Les deux enfants de la défunte, âgés de 5 ans et 18 mois selon France Bleu, ont été pris en charge par les médecins du SMUR. Ils vont être remis à la famille ou aux services sociaux le cas échéant.

Le mis en cause avait écopé d’un stage de sensibilisation aux violences conjugales

Le tueur présumé est déjà connu des services de police et de justice pour des faits de violence envers la victime. « Il avait déjà été entendu à plusieurs reprises par les enquêteurs », a détaillé le procureur, ajoutant que la situation « avait été prise en compte ». En début d’année, la défunte avait déposé plainte contre son ex-compagnon. Elle avait également fréquenté une association d’aide aux victimes de violences conjugales.

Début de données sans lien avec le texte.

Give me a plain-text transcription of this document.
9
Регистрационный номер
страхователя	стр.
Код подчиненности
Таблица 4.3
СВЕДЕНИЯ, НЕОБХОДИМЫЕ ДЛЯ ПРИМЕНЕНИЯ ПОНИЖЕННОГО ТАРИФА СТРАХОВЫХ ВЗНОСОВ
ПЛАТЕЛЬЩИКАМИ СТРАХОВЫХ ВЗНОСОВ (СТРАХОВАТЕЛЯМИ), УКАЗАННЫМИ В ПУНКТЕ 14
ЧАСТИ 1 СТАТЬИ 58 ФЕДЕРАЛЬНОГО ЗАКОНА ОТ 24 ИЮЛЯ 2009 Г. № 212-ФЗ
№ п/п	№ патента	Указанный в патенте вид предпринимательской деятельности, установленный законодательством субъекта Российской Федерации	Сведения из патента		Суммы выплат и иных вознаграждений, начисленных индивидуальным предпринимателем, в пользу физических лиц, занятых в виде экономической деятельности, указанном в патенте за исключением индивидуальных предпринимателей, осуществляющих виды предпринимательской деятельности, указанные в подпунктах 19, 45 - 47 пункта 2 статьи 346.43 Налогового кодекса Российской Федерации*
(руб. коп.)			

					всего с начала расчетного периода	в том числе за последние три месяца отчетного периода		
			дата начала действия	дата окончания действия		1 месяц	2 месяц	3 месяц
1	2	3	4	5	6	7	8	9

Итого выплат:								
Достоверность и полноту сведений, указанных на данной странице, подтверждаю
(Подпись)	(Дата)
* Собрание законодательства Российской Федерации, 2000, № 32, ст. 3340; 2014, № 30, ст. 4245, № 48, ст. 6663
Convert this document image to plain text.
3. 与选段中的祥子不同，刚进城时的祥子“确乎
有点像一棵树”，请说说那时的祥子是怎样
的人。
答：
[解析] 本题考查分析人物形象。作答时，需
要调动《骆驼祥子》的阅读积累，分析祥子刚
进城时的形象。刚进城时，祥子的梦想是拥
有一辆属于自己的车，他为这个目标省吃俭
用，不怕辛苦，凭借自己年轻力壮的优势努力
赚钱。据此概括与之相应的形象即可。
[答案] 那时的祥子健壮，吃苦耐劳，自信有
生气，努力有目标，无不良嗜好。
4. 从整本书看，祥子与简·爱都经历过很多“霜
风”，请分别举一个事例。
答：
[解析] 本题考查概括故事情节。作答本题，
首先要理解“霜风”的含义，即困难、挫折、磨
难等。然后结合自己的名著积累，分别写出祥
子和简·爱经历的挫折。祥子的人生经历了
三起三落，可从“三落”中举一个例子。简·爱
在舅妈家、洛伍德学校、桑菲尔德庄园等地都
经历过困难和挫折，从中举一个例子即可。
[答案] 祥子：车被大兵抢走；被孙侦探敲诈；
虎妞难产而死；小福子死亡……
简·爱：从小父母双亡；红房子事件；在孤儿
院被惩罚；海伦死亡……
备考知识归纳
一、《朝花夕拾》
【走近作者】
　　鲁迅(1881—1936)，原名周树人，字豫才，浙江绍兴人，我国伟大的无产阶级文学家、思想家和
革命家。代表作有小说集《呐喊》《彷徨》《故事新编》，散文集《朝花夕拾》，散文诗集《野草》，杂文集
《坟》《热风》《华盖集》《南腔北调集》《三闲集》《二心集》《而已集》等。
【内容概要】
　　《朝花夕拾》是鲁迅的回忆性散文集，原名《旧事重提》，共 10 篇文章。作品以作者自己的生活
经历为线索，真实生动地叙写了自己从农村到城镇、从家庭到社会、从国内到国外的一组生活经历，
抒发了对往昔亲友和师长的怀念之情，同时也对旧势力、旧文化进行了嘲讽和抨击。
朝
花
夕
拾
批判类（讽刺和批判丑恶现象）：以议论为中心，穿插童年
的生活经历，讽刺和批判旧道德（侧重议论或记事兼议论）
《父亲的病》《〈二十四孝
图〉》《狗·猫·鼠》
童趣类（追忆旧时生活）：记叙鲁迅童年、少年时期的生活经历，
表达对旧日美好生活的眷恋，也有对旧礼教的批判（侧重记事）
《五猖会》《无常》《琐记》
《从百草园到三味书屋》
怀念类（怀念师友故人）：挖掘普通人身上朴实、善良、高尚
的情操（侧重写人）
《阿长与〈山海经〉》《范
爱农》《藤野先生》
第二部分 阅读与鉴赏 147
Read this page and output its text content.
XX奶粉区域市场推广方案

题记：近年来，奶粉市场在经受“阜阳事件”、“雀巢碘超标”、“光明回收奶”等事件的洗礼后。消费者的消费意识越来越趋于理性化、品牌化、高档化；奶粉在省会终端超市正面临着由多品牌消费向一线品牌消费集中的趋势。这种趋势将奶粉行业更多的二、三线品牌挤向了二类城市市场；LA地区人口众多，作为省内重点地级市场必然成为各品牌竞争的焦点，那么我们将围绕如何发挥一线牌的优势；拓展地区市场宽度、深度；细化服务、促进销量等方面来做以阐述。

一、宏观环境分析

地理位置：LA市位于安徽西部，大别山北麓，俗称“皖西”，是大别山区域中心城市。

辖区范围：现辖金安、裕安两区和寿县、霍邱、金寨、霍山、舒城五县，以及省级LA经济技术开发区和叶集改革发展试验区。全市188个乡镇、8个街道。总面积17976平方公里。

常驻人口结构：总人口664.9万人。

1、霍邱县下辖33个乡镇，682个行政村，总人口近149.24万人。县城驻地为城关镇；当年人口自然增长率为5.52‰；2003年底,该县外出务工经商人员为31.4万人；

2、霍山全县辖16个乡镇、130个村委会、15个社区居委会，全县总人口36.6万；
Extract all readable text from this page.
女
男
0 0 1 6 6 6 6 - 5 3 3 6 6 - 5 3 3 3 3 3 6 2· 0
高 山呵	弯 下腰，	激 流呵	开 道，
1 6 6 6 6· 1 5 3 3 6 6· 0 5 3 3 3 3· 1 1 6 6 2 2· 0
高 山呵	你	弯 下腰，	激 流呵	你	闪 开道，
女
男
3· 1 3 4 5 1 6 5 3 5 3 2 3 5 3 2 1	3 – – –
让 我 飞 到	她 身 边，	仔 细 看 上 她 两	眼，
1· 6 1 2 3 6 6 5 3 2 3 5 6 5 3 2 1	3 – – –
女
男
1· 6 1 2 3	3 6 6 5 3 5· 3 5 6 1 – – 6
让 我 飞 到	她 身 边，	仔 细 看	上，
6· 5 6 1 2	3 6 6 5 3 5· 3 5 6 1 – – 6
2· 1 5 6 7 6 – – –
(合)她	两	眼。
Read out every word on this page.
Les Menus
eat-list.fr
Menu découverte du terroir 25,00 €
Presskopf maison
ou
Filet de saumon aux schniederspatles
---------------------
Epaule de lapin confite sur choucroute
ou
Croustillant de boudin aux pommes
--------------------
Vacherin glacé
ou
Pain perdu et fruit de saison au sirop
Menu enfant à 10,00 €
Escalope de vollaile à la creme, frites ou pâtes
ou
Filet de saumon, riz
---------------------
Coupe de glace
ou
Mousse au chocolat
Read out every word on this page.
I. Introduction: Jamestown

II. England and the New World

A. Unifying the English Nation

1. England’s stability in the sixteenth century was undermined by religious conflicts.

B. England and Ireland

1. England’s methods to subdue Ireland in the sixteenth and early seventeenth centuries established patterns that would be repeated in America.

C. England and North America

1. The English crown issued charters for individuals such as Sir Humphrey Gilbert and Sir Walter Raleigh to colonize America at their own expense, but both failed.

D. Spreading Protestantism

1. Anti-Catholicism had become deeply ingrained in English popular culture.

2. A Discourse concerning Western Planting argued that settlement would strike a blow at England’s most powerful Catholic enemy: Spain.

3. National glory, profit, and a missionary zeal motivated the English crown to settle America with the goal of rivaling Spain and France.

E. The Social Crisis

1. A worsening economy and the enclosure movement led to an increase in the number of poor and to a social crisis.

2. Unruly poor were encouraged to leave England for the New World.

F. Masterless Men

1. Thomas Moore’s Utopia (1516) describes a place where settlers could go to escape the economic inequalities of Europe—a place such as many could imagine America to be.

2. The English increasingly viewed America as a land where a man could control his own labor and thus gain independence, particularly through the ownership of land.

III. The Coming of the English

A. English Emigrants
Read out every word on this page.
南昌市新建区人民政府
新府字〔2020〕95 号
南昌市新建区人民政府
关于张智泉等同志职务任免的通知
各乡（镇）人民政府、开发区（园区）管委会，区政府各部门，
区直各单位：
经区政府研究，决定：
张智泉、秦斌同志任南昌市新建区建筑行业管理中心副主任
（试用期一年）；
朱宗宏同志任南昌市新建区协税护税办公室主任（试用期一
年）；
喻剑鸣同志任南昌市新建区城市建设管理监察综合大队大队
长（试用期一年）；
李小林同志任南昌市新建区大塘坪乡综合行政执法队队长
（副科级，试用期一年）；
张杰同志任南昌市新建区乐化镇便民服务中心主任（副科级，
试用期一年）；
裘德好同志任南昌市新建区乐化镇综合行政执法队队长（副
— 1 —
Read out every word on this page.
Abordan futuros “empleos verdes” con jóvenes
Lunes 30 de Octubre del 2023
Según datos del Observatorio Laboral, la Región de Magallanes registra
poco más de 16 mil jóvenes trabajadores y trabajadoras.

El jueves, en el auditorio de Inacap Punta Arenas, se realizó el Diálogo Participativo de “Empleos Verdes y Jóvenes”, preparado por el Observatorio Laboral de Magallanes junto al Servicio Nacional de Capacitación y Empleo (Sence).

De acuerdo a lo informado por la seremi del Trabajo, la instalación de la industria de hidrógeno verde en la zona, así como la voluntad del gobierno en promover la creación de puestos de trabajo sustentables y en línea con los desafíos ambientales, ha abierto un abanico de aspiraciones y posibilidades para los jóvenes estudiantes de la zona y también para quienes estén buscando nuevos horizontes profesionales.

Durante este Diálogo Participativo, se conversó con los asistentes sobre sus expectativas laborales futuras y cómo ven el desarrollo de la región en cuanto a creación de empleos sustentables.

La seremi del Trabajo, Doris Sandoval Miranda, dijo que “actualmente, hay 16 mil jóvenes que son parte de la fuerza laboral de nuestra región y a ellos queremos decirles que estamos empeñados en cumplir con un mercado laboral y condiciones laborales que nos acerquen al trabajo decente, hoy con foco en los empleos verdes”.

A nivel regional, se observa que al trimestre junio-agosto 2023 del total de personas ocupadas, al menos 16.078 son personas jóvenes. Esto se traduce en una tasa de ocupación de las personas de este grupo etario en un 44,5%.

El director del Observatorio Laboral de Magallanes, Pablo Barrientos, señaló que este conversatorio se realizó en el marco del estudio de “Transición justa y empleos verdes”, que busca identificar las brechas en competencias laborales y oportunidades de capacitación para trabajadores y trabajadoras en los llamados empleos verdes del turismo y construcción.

L’homme avait écopé d’une composition pénale. Il s’agit d’une procédure qui permet au procureur de la République de proposer une sanction au mis en cause pour éviter un procès, dans le cas où il reconnaît les faits qui lui sont reprochés.

Suite à cette procédure, le quadragénaire avait dû suivre un stage de sensibilisation aux violences conjugales a précisé Hugues de Phily. « Nous allons regarder avec minutie quels avaient été les signaux précédents et quelles réponses avaient été apportées », a-t-il affirmé, mentionnant qu’il n’y avait « pas de signaux d’alerte ».

Selon le collectif « Nous Toutes », il s’agirait du 52ème féminicide depuis le début de l’année.